As “I’ve said before”:http://www.brown.edu/Departments/Philosophy/homepages/weatherson/counterexamples.pdf, I think the spirit of this view needs to be pretty seriously qualified when we start working on the meanings of normative terms. If there’s a crazy view in philosophy, the view that an act is in extension of “good” if the vast majority of competent users of the term would judge that it is surely counts as crazy. And the same goes for all other moral terms. No matter how many competent and well-informed users of the term “wrong” endorse the sentence “Gay sex is wrong,” it does not follow that gay sex is wrong. And since gay sex is in the extension of “wrong” iff gay sex is wrong, it follows that speakers’ intuitions about the case don’t set the extension.
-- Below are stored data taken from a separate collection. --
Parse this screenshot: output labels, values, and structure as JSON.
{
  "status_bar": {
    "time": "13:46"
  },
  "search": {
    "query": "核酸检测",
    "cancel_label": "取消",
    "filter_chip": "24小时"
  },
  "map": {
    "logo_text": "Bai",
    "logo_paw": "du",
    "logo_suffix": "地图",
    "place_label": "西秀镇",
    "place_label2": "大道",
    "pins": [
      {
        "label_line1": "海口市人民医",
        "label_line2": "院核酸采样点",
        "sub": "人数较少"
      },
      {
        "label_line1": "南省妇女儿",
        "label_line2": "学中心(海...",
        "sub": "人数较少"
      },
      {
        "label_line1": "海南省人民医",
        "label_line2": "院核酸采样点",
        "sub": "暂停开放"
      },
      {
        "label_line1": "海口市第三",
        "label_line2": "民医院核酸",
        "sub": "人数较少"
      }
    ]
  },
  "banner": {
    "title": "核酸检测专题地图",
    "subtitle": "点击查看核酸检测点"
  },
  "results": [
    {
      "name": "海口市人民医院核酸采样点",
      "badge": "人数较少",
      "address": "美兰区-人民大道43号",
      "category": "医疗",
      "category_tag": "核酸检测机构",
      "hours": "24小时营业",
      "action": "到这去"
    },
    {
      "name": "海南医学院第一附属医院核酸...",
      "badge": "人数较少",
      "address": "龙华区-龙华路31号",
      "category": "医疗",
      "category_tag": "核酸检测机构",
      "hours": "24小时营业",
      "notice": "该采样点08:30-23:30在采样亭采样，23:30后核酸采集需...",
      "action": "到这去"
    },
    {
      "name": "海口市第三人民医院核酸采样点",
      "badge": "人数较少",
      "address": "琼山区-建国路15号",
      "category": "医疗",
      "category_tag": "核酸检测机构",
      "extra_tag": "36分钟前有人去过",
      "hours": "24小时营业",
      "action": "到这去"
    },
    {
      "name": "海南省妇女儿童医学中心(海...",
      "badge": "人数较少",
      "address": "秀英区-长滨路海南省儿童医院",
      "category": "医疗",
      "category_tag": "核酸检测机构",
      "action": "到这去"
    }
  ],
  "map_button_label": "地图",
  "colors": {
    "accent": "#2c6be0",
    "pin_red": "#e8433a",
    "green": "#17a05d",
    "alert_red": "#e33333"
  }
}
So while Keith is worried about crazy views about physicians and bachelors, I’m much more worried about crazy democratic views about evaluative terms. And since ‘knows’ is an evaluative term, as I think Keith agrees, I think my worries are more on point.
Here’s how to make that a little more targetted. I think when working out the extension of “good” we should systematically discount the intuitions of those who are driven by a false theory. And I think in some of Keith’s cases, the intuitions he’s looking for (particularly in the Thelma and Louise case, and also in the somewhat abstractly defined third-person bank cases) are driven by a false theory. In particular, they’re driven by the false theory that two people with the same evidence are in a position to know the same things.
Is that a false theory? Sure it is. It is inconsistent with SSI, and SSI is true, so it’s false.
How do we know SSI is true? It best systematises those intuitions worthy of systematising.
But aren’t you using SSI as the test for whether intuitions are worthy of systematising? Sure – it’s true so why wouldn’t I use it.
Isn’t this a little bit circular? No, it’s a lot circular. But I don’t see any way out of that. There’s a coherence/holistic/best balance kinda judgment to be made here, and those very rarely look good if you try and defend them on foundational grounds. But SSI does best on those tests.